Your First Pipeline
This example shows how to use etl4s to build a real ETL pipeline with Apache Spark and minimal setup. You'll learn to:
- Define reusable pipeline nodes
- Compose and run them
- Inject configuration cleanly
Setup in REPL¶
Run the following in your terminal to start a REPL with all dependencies:
scala-cli repl \
--scala 2.13 \
--dep xyz.matthieucourt::etl4s:1.4.1 \
--dep org.apache.spark:spark-sql_2.13:3.5.0
(1/2) Dataset + Basic Pipeline¶
import etl4s._
import org.apache.spark.sql.{SparkSession, DataFrame}
import org.apache.spark.sql.functions._
val spark = SparkSession.builder()
.appName("etl4sDemo")
.master("local[*]")
.getOrCreate()
import spark.implicits._
val usersDF = Seq(
(1, "Évariste", "egalois@polytech.fr", 19, "2023-01-15", true),
(2, "Jean Lannes", "jlannes@example.com", 32, "2023-03-22", true),
(3, "Clovis", "clovis@gmail.com", 45, "2022-11-08", false),
(4, "Matthieu", "matthieu@nargothrond.xyz", 28, "2023-06-30", true),
(5, "Test User", "test@example.com", 37, "2022-09-14", true),
(6, "Amélie", "apoulain@wanadoo.com", 26, "2023-05-19", false)

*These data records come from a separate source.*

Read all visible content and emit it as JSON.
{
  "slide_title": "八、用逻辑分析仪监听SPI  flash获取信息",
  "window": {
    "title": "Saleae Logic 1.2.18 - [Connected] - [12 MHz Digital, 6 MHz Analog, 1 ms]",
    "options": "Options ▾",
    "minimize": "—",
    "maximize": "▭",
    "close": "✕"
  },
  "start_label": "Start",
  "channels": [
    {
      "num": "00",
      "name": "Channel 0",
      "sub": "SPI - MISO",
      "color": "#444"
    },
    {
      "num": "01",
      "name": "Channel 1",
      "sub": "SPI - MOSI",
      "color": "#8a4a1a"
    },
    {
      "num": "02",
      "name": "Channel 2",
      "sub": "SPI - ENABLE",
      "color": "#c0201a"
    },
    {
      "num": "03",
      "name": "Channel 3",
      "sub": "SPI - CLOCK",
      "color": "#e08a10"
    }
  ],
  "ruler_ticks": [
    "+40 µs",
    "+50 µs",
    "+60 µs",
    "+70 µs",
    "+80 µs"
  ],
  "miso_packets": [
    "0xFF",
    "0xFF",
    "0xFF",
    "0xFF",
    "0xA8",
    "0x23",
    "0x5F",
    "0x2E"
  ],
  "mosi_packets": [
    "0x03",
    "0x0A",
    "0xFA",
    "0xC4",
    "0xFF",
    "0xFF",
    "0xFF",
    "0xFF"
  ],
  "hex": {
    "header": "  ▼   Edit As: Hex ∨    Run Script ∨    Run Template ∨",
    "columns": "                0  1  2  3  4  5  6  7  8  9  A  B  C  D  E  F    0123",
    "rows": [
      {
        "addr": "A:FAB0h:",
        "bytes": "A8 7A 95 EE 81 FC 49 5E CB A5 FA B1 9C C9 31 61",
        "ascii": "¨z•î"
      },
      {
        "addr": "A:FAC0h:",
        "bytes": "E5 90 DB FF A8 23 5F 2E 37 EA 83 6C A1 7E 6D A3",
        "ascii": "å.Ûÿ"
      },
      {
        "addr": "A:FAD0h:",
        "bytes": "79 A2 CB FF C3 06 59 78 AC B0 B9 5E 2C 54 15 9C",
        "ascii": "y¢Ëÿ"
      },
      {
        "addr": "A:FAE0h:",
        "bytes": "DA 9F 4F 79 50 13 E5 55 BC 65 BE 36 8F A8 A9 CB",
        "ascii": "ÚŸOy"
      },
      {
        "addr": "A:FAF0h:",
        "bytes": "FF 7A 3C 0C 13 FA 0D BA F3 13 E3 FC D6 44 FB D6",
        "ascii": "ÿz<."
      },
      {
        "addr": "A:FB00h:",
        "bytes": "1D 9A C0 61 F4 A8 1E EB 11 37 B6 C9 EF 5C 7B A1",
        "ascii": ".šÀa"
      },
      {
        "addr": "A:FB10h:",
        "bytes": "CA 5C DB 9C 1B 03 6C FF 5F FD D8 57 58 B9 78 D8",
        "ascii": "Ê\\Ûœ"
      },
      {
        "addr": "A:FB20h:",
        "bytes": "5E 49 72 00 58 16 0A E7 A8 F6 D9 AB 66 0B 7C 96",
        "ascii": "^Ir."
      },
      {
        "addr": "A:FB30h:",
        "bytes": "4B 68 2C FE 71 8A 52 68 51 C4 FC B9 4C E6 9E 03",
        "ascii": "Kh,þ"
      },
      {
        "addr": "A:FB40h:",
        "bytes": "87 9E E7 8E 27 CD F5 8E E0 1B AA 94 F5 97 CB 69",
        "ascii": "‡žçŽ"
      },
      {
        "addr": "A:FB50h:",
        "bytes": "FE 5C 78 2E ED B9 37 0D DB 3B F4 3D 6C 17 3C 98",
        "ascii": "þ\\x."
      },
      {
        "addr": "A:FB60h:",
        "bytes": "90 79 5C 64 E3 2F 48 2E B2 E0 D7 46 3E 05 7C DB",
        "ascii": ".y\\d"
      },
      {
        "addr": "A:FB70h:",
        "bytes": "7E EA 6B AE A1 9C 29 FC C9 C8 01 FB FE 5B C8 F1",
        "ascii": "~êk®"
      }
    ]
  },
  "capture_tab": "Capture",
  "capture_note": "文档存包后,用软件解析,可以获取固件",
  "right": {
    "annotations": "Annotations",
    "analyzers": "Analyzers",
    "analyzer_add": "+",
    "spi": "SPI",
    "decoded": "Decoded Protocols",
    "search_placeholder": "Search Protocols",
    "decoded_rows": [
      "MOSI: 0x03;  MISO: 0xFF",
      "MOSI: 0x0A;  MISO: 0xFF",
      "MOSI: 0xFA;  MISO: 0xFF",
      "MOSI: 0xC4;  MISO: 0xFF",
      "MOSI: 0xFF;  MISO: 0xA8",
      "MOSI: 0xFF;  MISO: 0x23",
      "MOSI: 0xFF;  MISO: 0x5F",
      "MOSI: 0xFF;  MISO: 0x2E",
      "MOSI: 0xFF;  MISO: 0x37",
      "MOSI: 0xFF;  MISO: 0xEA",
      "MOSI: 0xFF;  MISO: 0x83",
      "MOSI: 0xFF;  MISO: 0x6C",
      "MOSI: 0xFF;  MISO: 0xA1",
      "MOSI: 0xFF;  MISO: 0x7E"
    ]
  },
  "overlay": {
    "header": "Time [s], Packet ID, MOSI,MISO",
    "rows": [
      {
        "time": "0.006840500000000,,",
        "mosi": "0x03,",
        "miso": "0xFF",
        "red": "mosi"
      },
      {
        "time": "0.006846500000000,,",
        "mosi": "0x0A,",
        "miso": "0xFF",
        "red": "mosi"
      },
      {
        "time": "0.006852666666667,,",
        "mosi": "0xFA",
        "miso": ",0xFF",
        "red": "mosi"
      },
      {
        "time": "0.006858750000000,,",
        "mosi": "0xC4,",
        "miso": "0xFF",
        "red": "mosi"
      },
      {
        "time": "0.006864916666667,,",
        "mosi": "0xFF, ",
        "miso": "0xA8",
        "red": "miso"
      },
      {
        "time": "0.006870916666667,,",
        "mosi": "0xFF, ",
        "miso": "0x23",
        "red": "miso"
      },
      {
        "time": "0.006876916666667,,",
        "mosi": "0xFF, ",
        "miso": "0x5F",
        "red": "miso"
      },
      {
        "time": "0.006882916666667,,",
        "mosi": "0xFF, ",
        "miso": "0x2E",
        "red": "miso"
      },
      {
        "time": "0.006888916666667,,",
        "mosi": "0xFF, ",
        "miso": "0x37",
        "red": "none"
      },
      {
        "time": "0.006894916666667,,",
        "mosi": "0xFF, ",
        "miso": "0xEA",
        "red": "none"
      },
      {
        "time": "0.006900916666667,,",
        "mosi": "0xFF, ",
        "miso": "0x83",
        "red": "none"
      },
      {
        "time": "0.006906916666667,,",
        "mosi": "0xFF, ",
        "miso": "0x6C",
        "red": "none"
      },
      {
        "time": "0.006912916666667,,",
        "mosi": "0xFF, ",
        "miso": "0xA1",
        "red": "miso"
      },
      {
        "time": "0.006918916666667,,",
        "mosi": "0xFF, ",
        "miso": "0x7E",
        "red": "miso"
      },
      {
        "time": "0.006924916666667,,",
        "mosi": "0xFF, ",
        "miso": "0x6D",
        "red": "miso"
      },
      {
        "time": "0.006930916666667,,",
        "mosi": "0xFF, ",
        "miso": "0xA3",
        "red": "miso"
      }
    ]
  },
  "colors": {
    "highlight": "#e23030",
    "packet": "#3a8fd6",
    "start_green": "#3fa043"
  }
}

).toDF("id", "name", "email", "age", "register_date", "active")
val extract = Extract[Unit, DataFrame](_ => usersDF)
val filter = Transform[DataFrame, DataFrame](
_.filter("active = true AND register_date >= '2023-01-01'")
)
val report = Load[DataFrame, Unit] { df =>
println("*** User Report ***")
df.show()
}
val pipeline = extract ~> filter ~> report
pipeline.unsafeRun(())
You will see:
+---+-----------+--------------------+---+-------------+------+
| id| name| email|age|register_date|active|
+---+-----------+--------------------+---+-------------+------+
| 1| Évariste| egalois@polytech.fr| 19| 2023-01-15| true|
| 2|Jean Lannes| jlannes@example.com| 32| 2023-03-22| true|
| 4| Matthieu|matthieu@nargothr...| 28| 2023-06-30| true|
+---+-----------+--------------------+---+-------------+------+
(2/2) Config-driven pipeline¶
case class ReportConfig(
minAge: Int,
startDate: String,
endDate: String,
outputPath: String
)
val extract = Node.requires[ReportConfig, Unit, DataFrame] { cfg => _ =>
usersDF
.filter(col("age") >= cfg.minAge)
.filter(col("register_date").between(cfg.startDate, cfg.endDate))
}
val save = Node.requires[ReportConfig, DataFrame, Unit] { cfg => df =>
println(s"Saving results to ${cfg.outputPath}")
df.show()
}
val reportPipeline = extract ~> save
val config = ReportConfig(
minAge = 25,
startDate = "2023-01-01",
endDate = "2023-06-30",
outputPath = "data/users_report"
)
val finalPipeline = reportPipeline.provide(config)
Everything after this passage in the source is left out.